Open AccessSp2 promotes invasion and metastasis of hepatocellular carcinoma by targeting TRIB3 protein
Author(s) -
Zhu Yue,
Cui Jie,
Liu Jiatao,
Hua Wei,
Wei Wei,
Sun Guoping
Publication year - 2020
Publication title -
cancer medicine
Language(s) - English
Resource type - Journals
SCImago Journal Rank - 1.403
H-Index - 53
ISSN - 2045-7634
DOI - 10.1002/cam4.2977
Subject(s) - hepatocellular carcinoma , cancer research , gene knockdown , western blot , immunohistochemistry , gene silencing , metastasis , flow cytometry , biology , apoptosis , tissue microarray , cell growth , cell culture , pathology , cancer , medicine , microbiology and biotechnology , immunology , gene , biochemistry , genetics
Objective To explore the biological function and molecular mechanism of Sp2 in hepatocellular carcinoma (HCC).
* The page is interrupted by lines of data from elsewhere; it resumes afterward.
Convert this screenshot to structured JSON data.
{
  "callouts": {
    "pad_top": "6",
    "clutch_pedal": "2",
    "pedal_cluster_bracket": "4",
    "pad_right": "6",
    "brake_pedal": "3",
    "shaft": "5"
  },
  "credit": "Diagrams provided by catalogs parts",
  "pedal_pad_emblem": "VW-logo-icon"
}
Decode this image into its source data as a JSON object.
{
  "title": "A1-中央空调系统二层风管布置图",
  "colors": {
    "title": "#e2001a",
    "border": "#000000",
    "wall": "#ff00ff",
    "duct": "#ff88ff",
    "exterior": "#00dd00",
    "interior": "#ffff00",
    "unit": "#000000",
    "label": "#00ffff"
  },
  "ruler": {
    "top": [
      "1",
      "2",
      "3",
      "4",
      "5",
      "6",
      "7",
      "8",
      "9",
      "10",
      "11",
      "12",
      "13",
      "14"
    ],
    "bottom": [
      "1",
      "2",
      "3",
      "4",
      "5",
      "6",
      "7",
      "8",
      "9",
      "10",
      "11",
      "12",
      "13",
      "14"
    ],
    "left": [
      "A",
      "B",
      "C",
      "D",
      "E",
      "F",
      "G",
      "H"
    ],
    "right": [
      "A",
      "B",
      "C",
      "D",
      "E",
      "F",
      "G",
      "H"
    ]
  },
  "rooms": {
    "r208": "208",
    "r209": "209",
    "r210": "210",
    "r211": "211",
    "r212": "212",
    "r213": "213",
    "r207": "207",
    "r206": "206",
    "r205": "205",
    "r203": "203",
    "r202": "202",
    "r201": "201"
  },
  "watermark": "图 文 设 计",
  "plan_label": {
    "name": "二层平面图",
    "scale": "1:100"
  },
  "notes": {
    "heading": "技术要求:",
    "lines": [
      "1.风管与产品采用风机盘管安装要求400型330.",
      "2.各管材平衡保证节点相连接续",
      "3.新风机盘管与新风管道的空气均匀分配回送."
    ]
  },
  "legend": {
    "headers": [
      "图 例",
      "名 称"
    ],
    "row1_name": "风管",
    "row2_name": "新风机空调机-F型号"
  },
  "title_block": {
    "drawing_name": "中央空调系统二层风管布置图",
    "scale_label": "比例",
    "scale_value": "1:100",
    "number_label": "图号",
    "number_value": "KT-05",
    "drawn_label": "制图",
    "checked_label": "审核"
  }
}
Methods Tissue microarray immunohistochemistry and western blot were used to study the expression of Sp2 in hepatocellular tissue and adjacent non‐neoplastic tissues (ANT). In HCC cell lines, the role of Sp2 was determined by in vitro experiments such as CCK8, clone formation test, Transwell assay, wound‐healing assay, and flow cytometry apoptotic analysis, and its possible mechanism was analyzed. Results Compared with ANT, Sp2 expression in HCC tissues was significantly up‐regulated, which was strongly associated with stage of tumor and poor prognosis of patients. TCGA database were further confirmed these results. Besides, functional studies had shown that Sp2 knockdown not only leads to a decrease in cell proliferation and an increase in cell apoptosis but also inhibits the cells' abilities of migration and invasion. Sp2 silencing could inhibit the expression of TRIB3 protein and down‐regulate the endoplasmic reticulum stress (ERS) level of HCC. Conclusion Sp2 may play a part in promoting cancer by regulating TRIB3 protein, which may be a factor of prognostic and a potential new therapeutic target for HCC.